According to the figure and the given information we have the segment CD as the girl, so $\text{CD}=1.3\text{ m}$. Point F is the initial place where the balloon was seen by the girl. So, we have $\text{EF}=91.3\text{ m}$ and the angle of elevation as $\angle \text{FDI}=60{}^\circ $. Then the balloon travels to point H and the angle of elevation is $\angle \text{HDI}=30{}^\circ $. Also, we have $\text{EF}=\text{GH}=91.3$. We have to find the length of segment FH which is also the same as segment JI.

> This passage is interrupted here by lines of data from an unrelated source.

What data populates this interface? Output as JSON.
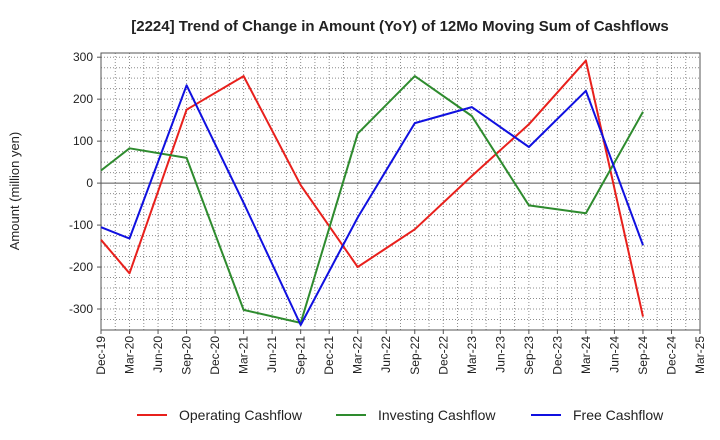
{
  "chart_data": {
    "type": "line",
    "title": "[2224]  Trend of Change in Amount (YoY) of 12Mo Moving Sum of Cashflows",
    "xlabel": "",
    "ylabel": "Amount (million yen)",
    "categories": [
      "Dec-19",
      "Mar-20",
      "Jun-20",
      "Sep-20",
      "Dec-20",
      "Mar-21",
      "Jun-21",
      "Sep-21",
      "Dec-21",
      "Mar-22",
      "Jun-22",
      "Sep-22",
      "Dec-22",
      "Mar-23",
      "Jun-23",
      "Sep-23",
      "Dec-23",
      "Mar-24",
      "Jun-24",
      "Sep-24",
      "Dec-24",
      "Mar-25"
    ],
    "ylim": [
      -350,
      310
    ],
    "yticks": [
      -300,
      -200,
      -100,
      0,
      100,
      200,
      300
    ],
    "ytick_labels": [
      "-300",
      "-200",
      "-100",
      "0",
      "100",
      "200",
      "300"
    ],
    "grid": true,
    "legend_position": "bottom",
    "series": [
      {
        "name": "Operating Cashflow",
        "color": "#e8201c",
        "values": [
          -135,
          -215,
          null,
          175,
          null,
          255,
          null,
          -5,
          null,
          -200,
          null,
          -110,
          null,
          17,
          null,
          140,
          null,
          292,
          null,
          -318,
          null,
          null
        ]
      },
      {
        "name": "Investing Cashflow",
        "color": "#2e8b2e",
        "values": [
          30,
          83,
          null,
          60,
          null,
          -302,
          null,
          -333,
          null,
          118,
          null,
          255,
          null,
          160,
          null,
          -53,
          null,
          -72,
          null,
          170,
          null,
          null
        ]
      },
      {
        "name": "Free Cashflow",
        "color": "#1010e0",
        "values": [
          -105,
          -132,
          null,
          233,
          null,
          -47,
          null,
          -338,
          null,
          -82,
          null,
          143,
          null,
          181,
          null,
          86,
          null,
          220,
          null,
          -148,
          null,
          null
        ]
      }
    ]
  }
}
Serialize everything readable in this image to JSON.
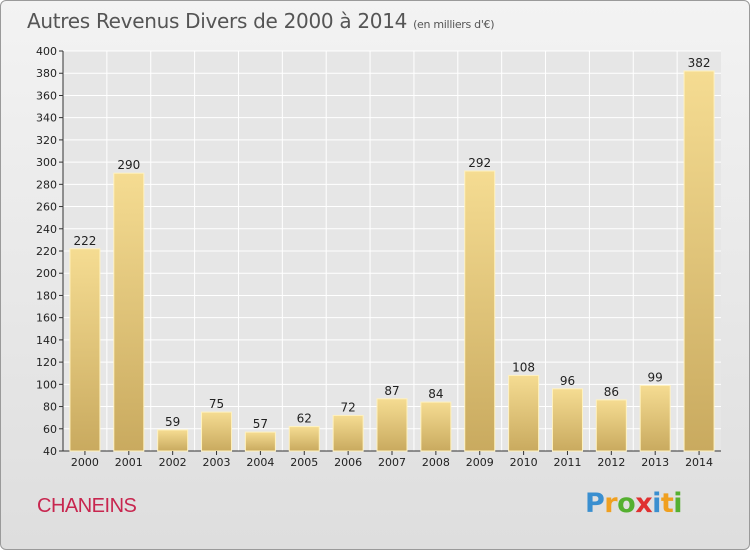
{
  "title": "Autres Revenus Divers de 2000 à 2014",
  "subtitle": "(en milliers d'€)",
  "location_name": "CHANEINS",
  "brand": {
    "letters": [
      "P",
      "r",
      "o",
      "x",
      "i",
      "t",
      "i"
    ],
    "colors": [
      "#3a8fd0",
      "#f0a020",
      "#55b030",
      "#e03030",
      "#3a8fd0",
      "#f0a020",
      "#55b030"
    ]
  },
  "chart_data": {
    "type": "bar",
    "title": "Autres Revenus Divers de 2000 à 2014",
    "subtitle": "(en milliers d'€)",
    "xlabel": "",
    "ylabel": "",
    "categories": [
      "2000",
      "2001",
      "2002",
      "2003",
      "2004",
      "2005",
      "2006",
      "2007",
      "2008",
      "2009",
      "2010",
      "2011",
      "2012",
      "2013",
      "2014"
    ],
    "values": [
      222,
      290,
      59,
      75,
      57,
      62,
      72,
      87,
      84,
      292,
      108,
      96,
      86,
      99,
      382
    ],
    "ylim": [
      40,
      400
    ],
    "yticks": [
      40,
      60,
      80,
      100,
      120,
      140,
      160,
      180,
      200,
      220,
      240,
      260,
      280,
      300,
      320,
      340,
      360,
      380,
      400
    ],
    "grid": true,
    "legend": "none",
    "colors": {
      "bar_light": "#f5dc92",
      "bar_dark": "#c9aa5f",
      "grid": "#ffffff"
    }
  }
}
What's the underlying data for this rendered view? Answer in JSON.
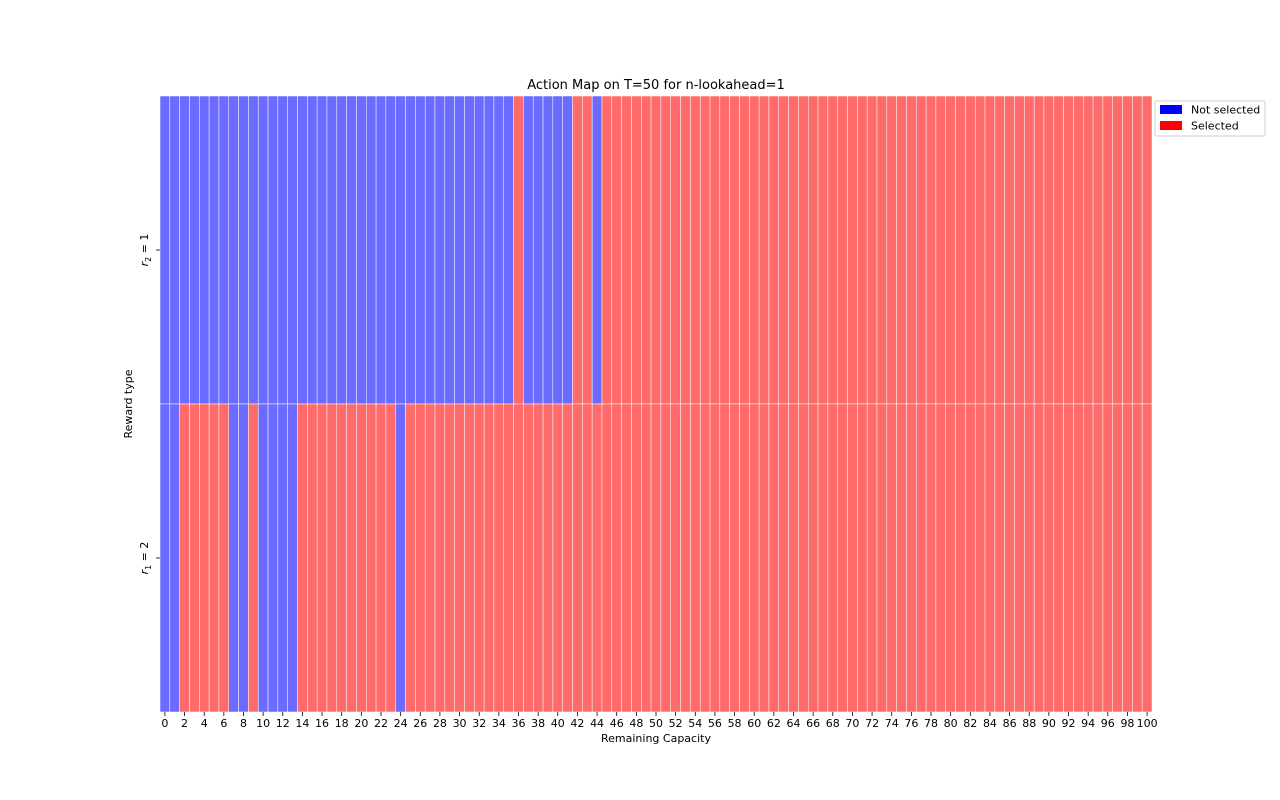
{
  "chart_data": {
    "type": "heatmap",
    "title": "Action Map on T=50 for n-lookahead=1",
    "xlabel": "Remaining Capacity",
    "ylabel": "Reward type",
    "x": [
      0,
      1,
      2,
      3,
      4,
      5,
      6,
      7,
      8,
      9,
      10,
      11,
      12,
      13,
      14,
      15,
      16,
      17,
      18,
      19,
      20,
      21,
      22,
      23,
      24,
      25,
      26,
      27,
      28,
      29,
      30,
      31,
      32,
      33,
      34,
      35,
      36,
      37,
      38,
      39,
      40,
      41,
      42,
      43,
      44,
      45,
      46,
      47,
      48,
      49,
      50,
      51,
      52,
      53,
      54,
      55,
      56,
      57,
      58,
      59,
      60,
      61,
      62,
      63,
      64,
      65,
      66,
      67,
      68,
      69,
      70,
      71,
      72,
      73,
      74,
      75,
      76,
      77,
      78,
      79,
      80,
      81,
      82,
      83,
      84,
      85,
      86,
      87,
      88,
      89,
      90,
      91,
      92,
      93,
      94,
      95,
      96,
      97,
      98,
      99,
      100
    ],
    "x_tick_labels": [
      "0",
      "2",
      "4",
      "6",
      "8",
      "10",
      "12",
      "14",
      "16",
      "18",
      "20",
      "22",
      "24",
      "26",
      "28",
      "30",
      "32",
      "34",
      "36",
      "38",
      "40",
      "42",
      "44",
      "46",
      "48",
      "50",
      "52",
      "54",
      "56",
      "58",
      "60",
      "62",
      "64",
      "66",
      "68",
      "70",
      "72",
      "74",
      "76",
      "78",
      "80",
      "82",
      "84",
      "86",
      "88",
      "90",
      "92",
      "94",
      "96",
      "98",
      "100"
    ],
    "rows": [
      {
        "label": "r_2 = 1",
        "label_main": "r",
        "label_sub": "2",
        "label_rest": " = 1",
        "values": [
          0,
          0,
          0,
          0,
          0,
          0,
          0,
          0,
          0,
          0,
          0,
          0,
          0,
          0,
          0,
          0,
          0,
          0,
          0,
          0,
          0,
          0,
          0,
          0,
          0,
          0,
          0,
          0,
          0,
          0,
          0,
          0,
          0,
          0,
          0,
          0,
          1,
          0,
          0,
          0,
          0,
          0,
          1,
          1,
          0,
          1,
          1,
          1,
          1,
          1,
          1,
          1,
          1,
          1,
          1,
          1,
          1,
          1,
          1,
          1,
          1,
          1,
          1,
          1,
          1,
          1,
          1,
          1,
          1,
          1,
          1,
          1,
          1,
          1,
          1,
          1,
          1,
          1,
          1,
          1,
          1,
          1,
          1,
          1,
          1,
          1,
          1,
          1,
          1,
          1,
          1,
          1,
          1,
          1,
          1,
          1,
          1,
          1,
          1,
          1,
          1
        ]
      },
      {
        "label": "r_1 = 2",
        "label_main": "r",
        "label_sub": "1",
        "label_rest": " = 2",
        "values": [
          0,
          0,
          1,
          1,
          1,
          1,
          1,
          0,
          0,
          1,
          0,
          0,
          0,
          0,
          1,
          1,
          1,
          1,
          1,
          1,
          1,
          1,
          1,
          1,
          0,
          1,
          1,
          1,
          1,
          1,
          1,
          1,
          1,
          1,
          1,
          1,
          1,
          1,
          1,
          1,
          1,
          1,
          1,
          1,
          1,
          1,
          1,
          1,
          1,
          1,
          1,
          1,
          1,
          1,
          1,
          1,
          1,
          1,
          1,
          1,
          1,
          1,
          1,
          1,
          1,
          1,
          1,
          1,
          1,
          1,
          1,
          1,
          1,
          1,
          1,
          1,
          1,
          1,
          1,
          1,
          1,
          1,
          1,
          1,
          1,
          1,
          1,
          1,
          1,
          1,
          1,
          1,
          1,
          1,
          1,
          1,
          1,
          1,
          1,
          1,
          1
        ]
      }
    ],
    "legend": {
      "placement": "top-right, outside plot",
      "entries": [
        {
          "label": "Not selected",
          "value": 0,
          "color": "#0000ff"
        },
        {
          "label": "Selected",
          "value": 1,
          "color": "#ff0000"
        }
      ]
    },
    "cell_colors": {
      "0": "#6b6bff",
      "1": "#ff6b6b"
    },
    "cell_separator_color": "#ffffff",
    "grid": false
  }
}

We know that $\tan \theta =\dfrac{\text{Opposite}}{\text{Adjacent}}$. Now, let us consider $\Delta \text{FDJ}$. In this triangle, we have
$\tan 60{}^\circ =\dfrac{\text{FJ}}{\text{DJ}}$
From the figure, we can see that $\text{FJ}=\text{EF}-\text{EJ}$ and $\text{EJ}=\text{CD}=1.3$. Also, $\tan 60{}^\circ =\sqrt{3}$ and $\text{EF}=91.3$. Substituting these values in the above expression, we get
$\begin{align}
  & \sqrt{3}=\dfrac{91.3-1.3}{\text{DJ}} \\
 & \therefore \text{DJ}=\dfrac{90}{\sqrt{3}} \\
\end{align}$
Next, let us consider the triangle $\Delta \text{HDI}$. In this triangle, we have
$\tan 30{}^\circ =\dfrac{\text{HI}}{\text{DI}}$
We know that $\tan 30{}^\circ =\dfrac{1}{\sqrt{3}}$. From the figure, we can see that $\text{HI}=\text{FJ}$ and $\text{DI}=\text{DJ}+\text{JI}$. Substituting $\tan 30{}^\circ =\dfrac{1}{\sqrt{3}}$, $\text{HI}=90$ and $\text{DJ}=\dfrac{90}{\sqrt{3}}$ in the above expression, we get
$\dfrac{1}{\sqrt{3}}=\dfrac{90}{\left( \dfrac{90}{\sqrt{3}}+\text{JI} \right)}$
From the figure, we can see that we have to find the length of segment FH which is also the same as segment JI. Rearranging and solving the above equation, we get
$\begin{align}
  & \dfrac{90}{\sqrt{3}}+\text{JI}=90\sqrt{3} \\
 & \Rightarrow \text{JI}=90\sqrt{3}-\dfrac{90}{\sqrt{3}} \\
 & \Rightarrow \text{JI}=\dfrac{90\sqrt{3}\times \sqrt{3}-90}{\sqrt{3}} \\
 & \Rightarrow \text{JI}=\dfrac{270-90}{\sqrt{3}} \\
 & \therefore \text{JI}=\dfrac{180}{\sqrt{3}}\text{ m} \\
\end{align}$
Hence, the distance travelled by the balloon in the interval is $\dfrac{180}{\sqrt{3}}\text{ m}$ .

Note:
It is useful to be familiar with the trigonometric ratios of standard angles for such types of questions. It is essential that we draw a rough figure. The diagram helps us to determine the sides between which we want a ratio and therefore, helps us choose a trigonometric function accordingly. Similar to the angle of elevation, there is a concept of the angle of depression as well.